Road - class 3 togher, Derryoghil, Co. Longford
Co. Longford |
Roads & Tracks
In the bogland of Derryoghil, County Longford, a road was built that no wheeled vehicle ever used.
It was roughly seven metres long and barely wide enough for a single person to walk without stepping off the edge, yet it was constructed with enough care and craft that it survived, buried in wet peat, for more than three thousand years. This is a togher, a type of ancient trackway laid across boggy or waterlogged ground to allow people and animals to move through terrain that would otherwise swallow them. The Derryoghil example is a modest one, but modest does not mean careless.

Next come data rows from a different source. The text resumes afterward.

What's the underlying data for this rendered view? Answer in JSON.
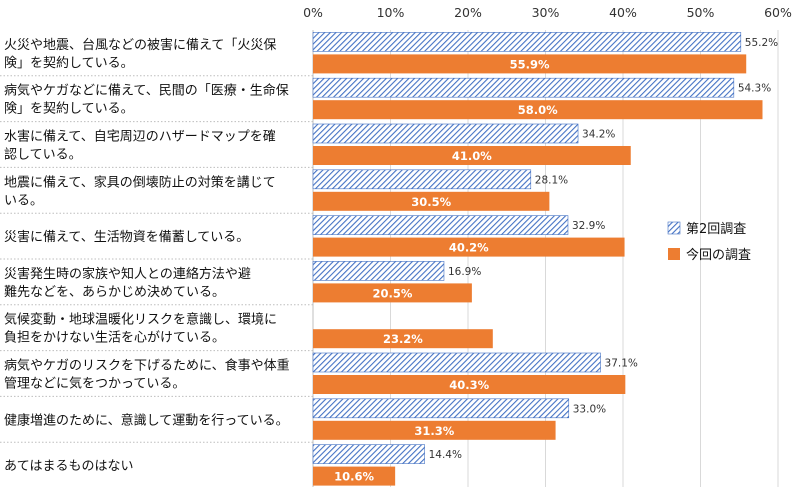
{
  "chart_data": {
    "type": "bar",
    "orientation": "horizontal",
    "categories": [
      [
        "火災や地震、台風などの被害に備えて「火災保",
        "険」を契約している。"
      ],
      [
        "病気やケガなどに備えて、民間の「医療・生命保",
        "険」を契約している。"
      ],
      [
        "水害に備えて、自宅周辺のハザードマップを確",
        "認している。"
      ],
      [
        "地震に備えて、家具の倒壊防止の対策を講じて",
        "いる。"
      ],
      [
        "災害に備えて、生活物資を備蓄している。"
      ],
      [
        "災害発生時の家族や知人との連絡方法や避",
        "難先などを、あらかじめ決めている。"
      ],
      [
        "気候変動・地球温暖化リスクを意識し、環境に",
        "負担をかけない生活を心がけている。"
      ],
      [
        "病気やケガのリスクを下げるために、食事や体重",
        "管理などに気をつかっている。"
      ],
      [
        "健康増進のために、意識して運動を行っている。"
      ],
      [
        "あてはまるものはない"
      ]
    ],
    "series": [
      {
        "name": "第2回調査",
        "values": [
          55.2,
          54.3,
          34.2,
          28.1,
          32.9,
          16.9,
          null,
          37.1,
          33.0,
          14.4
        ],
        "labels": [
          "55.2%",
          "54.3%",
          "34.2%",
          "28.1%",
          "32.9%",
          "16.9%",
          "",
          "37.1%",
          "33.0%",
          "14.4%"
        ],
        "style": "hatched",
        "color": "#4472C4"
      },
      {
        "name": "今回の調査",
        "values": [
          55.9,
          58.0,
          41.0,
          30.5,
          40.2,
          20.5,
          23.2,
          40.3,
          31.3,
          10.6
        ],
        "labels": [
          "55.9%",
          "58.0%",
          "41.0%",
          "30.5%",
          "40.2%",
          "20.5%",
          "23.2%",
          "40.3%",
          "31.3%",
          "10.6%"
        ],
        "style": "solid",
        "color": "#ED7D31"
      }
    ],
    "xlim": [
      0,
      60
    ],
    "xticks": [
      "0%",
      "10%",
      "20%",
      "30%",
      "40%",
      "50%",
      "60%"
    ],
    "x_axis_position": "top",
    "grid": true,
    "legend": "right"
  }
}
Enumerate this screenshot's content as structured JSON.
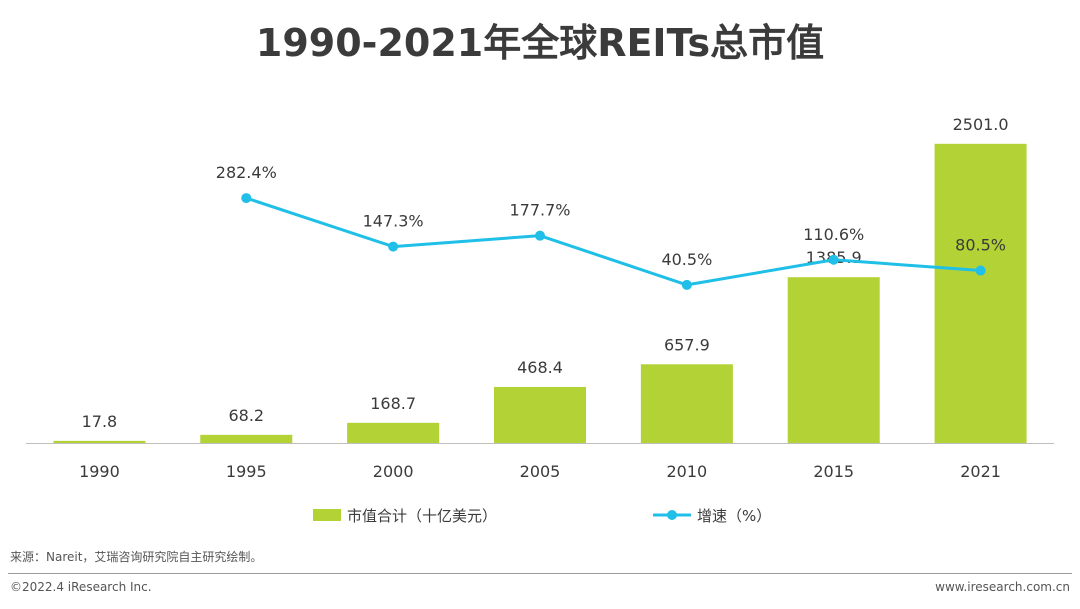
{
  "title": "1990-2021年全球REITs总市值",
  "colors": {
    "bar": "#b2d235",
    "line": "#1fbfe8",
    "axis": "#bfbfbf",
    "text": "#3b3b3b"
  },
  "chart_data": {
    "type": "bar",
    "title": "1990-2021年全球REITs总市值",
    "categories": [
      "1990",
      "1995",
      "2000",
      "2005",
      "2010",
      "2015",
      "2021"
    ],
    "series": [
      {
        "name": "市值合计（十亿美元）",
        "type": "bar",
        "values": [
          17.8,
          68.2,
          168.7,
          468.4,
          657.9,
          1385.9,
          2501.0
        ],
        "labels": [
          "17.8",
          "68.2",
          "168.7",
          "468.4",
          "657.9",
          "1385.9",
          "2501.0"
        ]
      },
      {
        "name": "增速（%）",
        "type": "line",
        "values": [
          null,
          282.4,
          147.3,
          177.7,
          40.5,
          110.6,
          80.5
        ],
        "labels": [
          "",
          "282.4%",
          "147.3%",
          "177.7%",
          "40.5%",
          "110.6%",
          "80.5%"
        ]
      }
    ],
    "xlabel": "",
    "ylabel": "",
    "ylim": [
      0,
      2700
    ],
    "y2lim": [
      -400,
      500
    ],
    "grid": false,
    "legend": "bottom"
  },
  "footnote": "来源：Nareit，艾瑞咨询研究院自主研究绘制。",
  "copyright": "©2022.4 iResearch Inc.",
  "website": "www.iresearch.com.cn"
}
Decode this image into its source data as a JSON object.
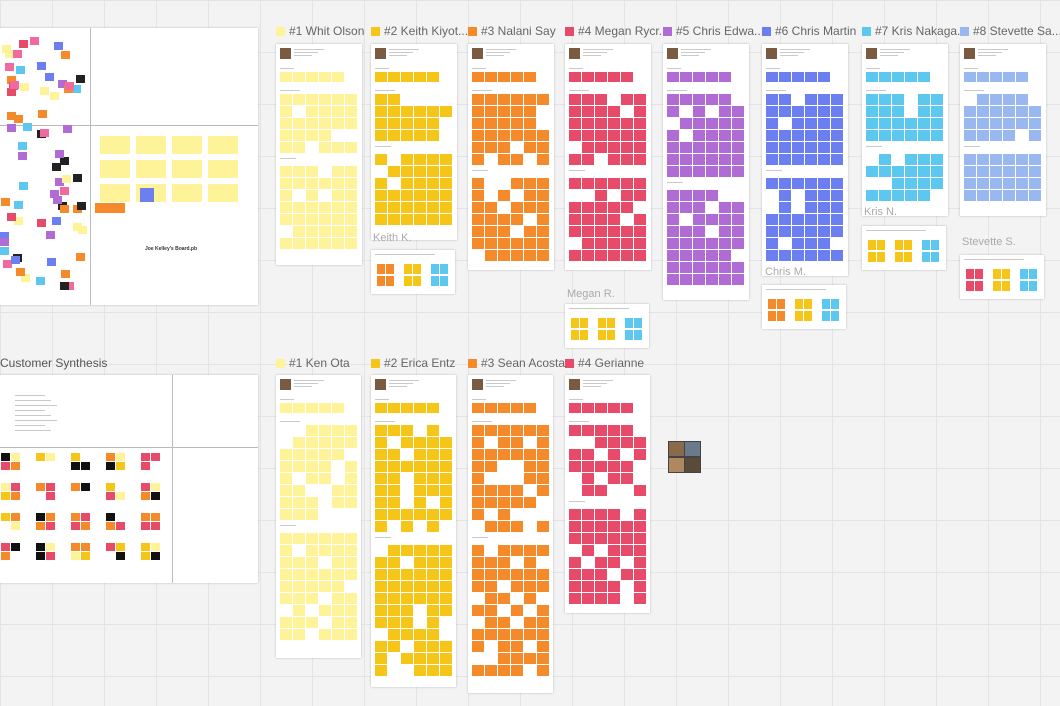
{
  "board_title": "Joe Kelley's Board.pb",
  "synthesis_title": "Customer Synthesis",
  "top_frames": [
    "#1 Whit Olson",
    "#2 Keith Kiyot...",
    "#3 Nalani Say",
    "#4 Megan Rycr...",
    "#5 Chris Edwa...",
    "#6 Chris Martin",
    "#7 Kris Nakaga...",
    "#8 Stevette Sa..."
  ],
  "bottom_frames": [
    "#1 Ken Ota",
    "#2 Erica Entz",
    "#3 Sean Acosta",
    "#4 Gerianne"
  ],
  "cursors": [
    "Keith K.",
    "Megan R.",
    "Chris M.",
    "Kris N.",
    "Stevette S."
  ]
}
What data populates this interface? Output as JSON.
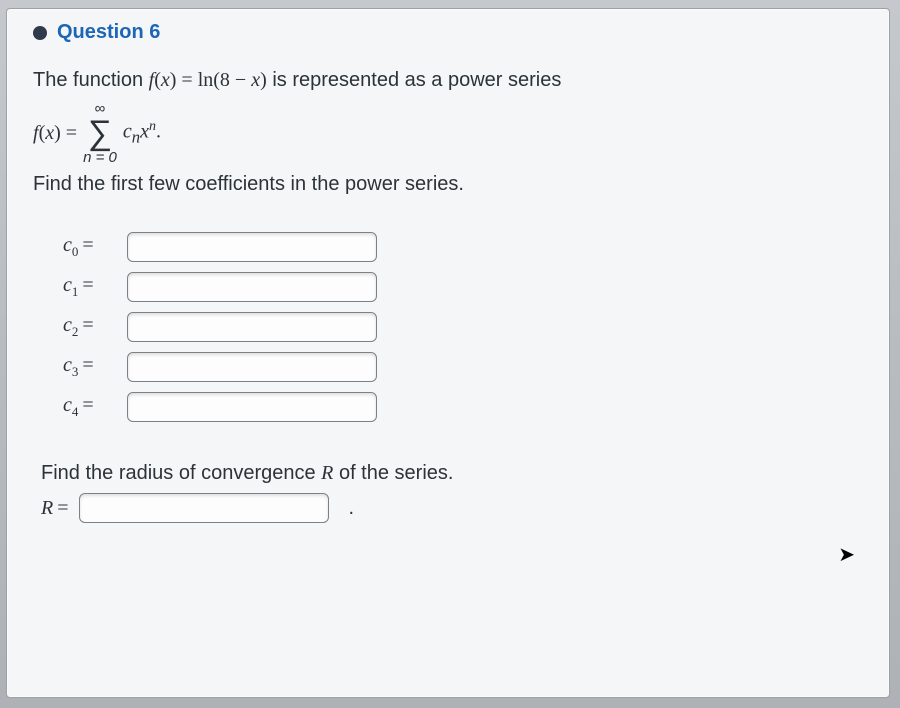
{
  "question": {
    "number_label": "Question 6",
    "prompt_prefix": "The function ",
    "function_expr": "f(x) = ln(8 − x)",
    "prompt_suffix": " is represented as a power series",
    "series_lhs": "f(x) = ",
    "sigma_top": "∞",
    "sigma_bottom": "n = 0",
    "series_term": "cₙxⁿ.",
    "instruction": "Find the first few coefficients in the power series.",
    "coefficients": [
      {
        "name": "c0",
        "sub": "0"
      },
      {
        "name": "c1",
        "sub": "1"
      },
      {
        "name": "c2",
        "sub": "2"
      },
      {
        "name": "c3",
        "sub": "3"
      },
      {
        "name": "c4",
        "sub": "4"
      }
    ],
    "radius_prompt_prefix": "Find the radius of convergence ",
    "radius_var": "R",
    "radius_prompt_suffix": " of the series.",
    "radius_label": "R"
  },
  "style": {
    "accent_color": "#1b66b5",
    "bullet_color": "#2f3a4a",
    "input_border": "#7b8187",
    "card_bg": "#f4f6f7",
    "frame_bg": "#b8bcc0",
    "title_fontsize": 20,
    "body_fontsize": 20,
    "input_width": 250,
    "input_height": 30
  }
}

Recorded in 1988 and classified as a class 3 togher, the structure measured 7.3 metres long, 0.6 metres wide, and only about five centimetres thick. It ran roughly east-south-east to west-north-west and was made from three woven hurdles laid end to end. Hurdles, in this context, are pre-made panels of interlaced wood, flexible enough to be prepared elsewhere and carried to the site. The weaving technique was a simple under-over pattern using hazel and ash, while birch and ash roundwood served as the sails, the upright or edge stakes that hold the woven material in place. Many of these sails still bore fine toolmarks, the direct traces of Bronze Age woodworking. Radiocarbon dating placed the structure between approximately 1369 and 1023 BC, a period when the Irish midlands were already well acquainted with the challenge of crossing their vast raised bogs. The dating was published by the archaeologist Barry Raftery, who documented many such trackways across the Irish bogland landscape during the late twentieth century.